ビジネスシーンでは、新しい役職や担当に就いた場合や新しい職場などでの挨拶において、「決意表明」がよく行われます。
このようなケースで使われるフレーズの1つに「努めさせていただきます」があり、今回はこのフレーズについて見ていきたいと思います。
「努めさせていただきます」とは?
文法的にこのフレーズを見ると、「努め」「させていただき」「ます」という形に分類できます。

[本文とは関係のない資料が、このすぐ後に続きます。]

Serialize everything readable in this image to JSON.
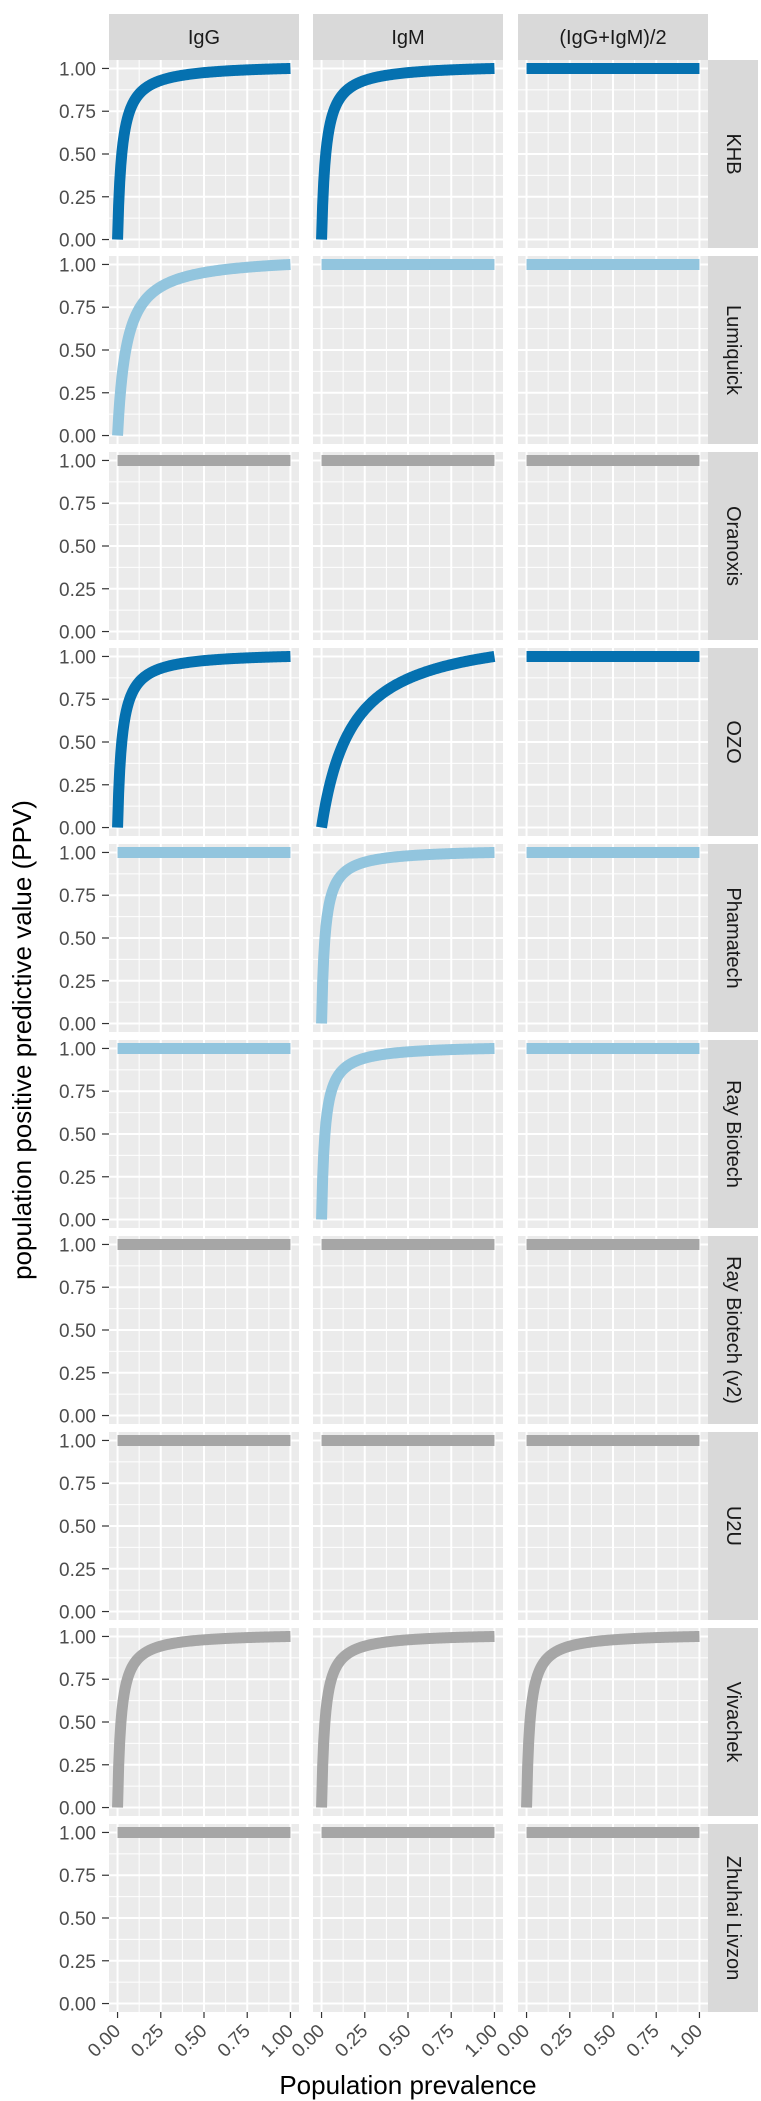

まず「努め」ですが、これは「努める」という動詞の連用形です。
「努める」の意味は「努力する」や「頑張る」になります。
さて、このフレーズでもっとも問題となるのは「させてもらう」の謙譲表現である「させていただく」(フレーズ上は連用形で「させていただき」)という部分です。
これは、「相手に許可を得て」「自分のためにする」場合にのみ可能な謙譲表現とされていますが、今回はどうでしょうか。
職場から何らかの役割を与えられ、その役割を全うするため自分のために(も)努力すると考えれば、この2つの要件をクリアーしていると言えそうです。
また、必ずしも訳されるわけではありませんが、「遠慮しつつも」や「謹んで」と言った意味も暗に含まれる表現である点は意識しましょう。
最後の「ます」は丁寧表現を作る助動詞「ます」の終止形です。
以上のことから、このフレーズは、「(謹んで)努力させてもらいます」という意味になります。
「努めさせていただきます」のビジネスでの使い方や使われ方、使うときの注意点
新しい職場や新しい仕事の担当を任されることになった場合、その役目を「(謹みつつも)努力して全うするつもりである」ことを相手に伝える、丁重な「決意表明」の意味合いがこのフレーズにはあります。
また、このフレーズの直前には「精一杯」や「一生懸命」などの言葉が付くことも多いでしょう。
「努めさせていただきます」を使った例文
それではこのフレーズを使用した例文を挙げてみましょう。
・『この度事業部長を拝命いたしました。精一杯努めさせていただきますので、ご指導ご鞭撻の程よろしくお願いいたします』
・『新しい職場でご迷惑をおかけすることもあるかと思いますが、一生懸命努めさせていただきます』
「努めさせていただきます」の類語による言いかえ
かなり自分をへりくだらせつつ、「頑張ること」をアピールするかしこまった表現であることを前提に、このフレーズの言いかえ表現を考える必要があります。
最初の選択肢としては、聞き手に配慮した「丁重表現」で用いる「参る」を使って「努めて参ります」とするパターンがあり得ます。
この表現であれば、元のフレーズの意図を崩さずに言いかえができるでしょう。
また、「努める」を「励む」に変え、「励ませていただきます」や「励んで参ります」という言いかえも考えられます。
まとめ
「努めさせていただきます」とは、聞き手に遠慮しつつ、自分の新しい役割に対して努力することをアピールするためのフレーズです。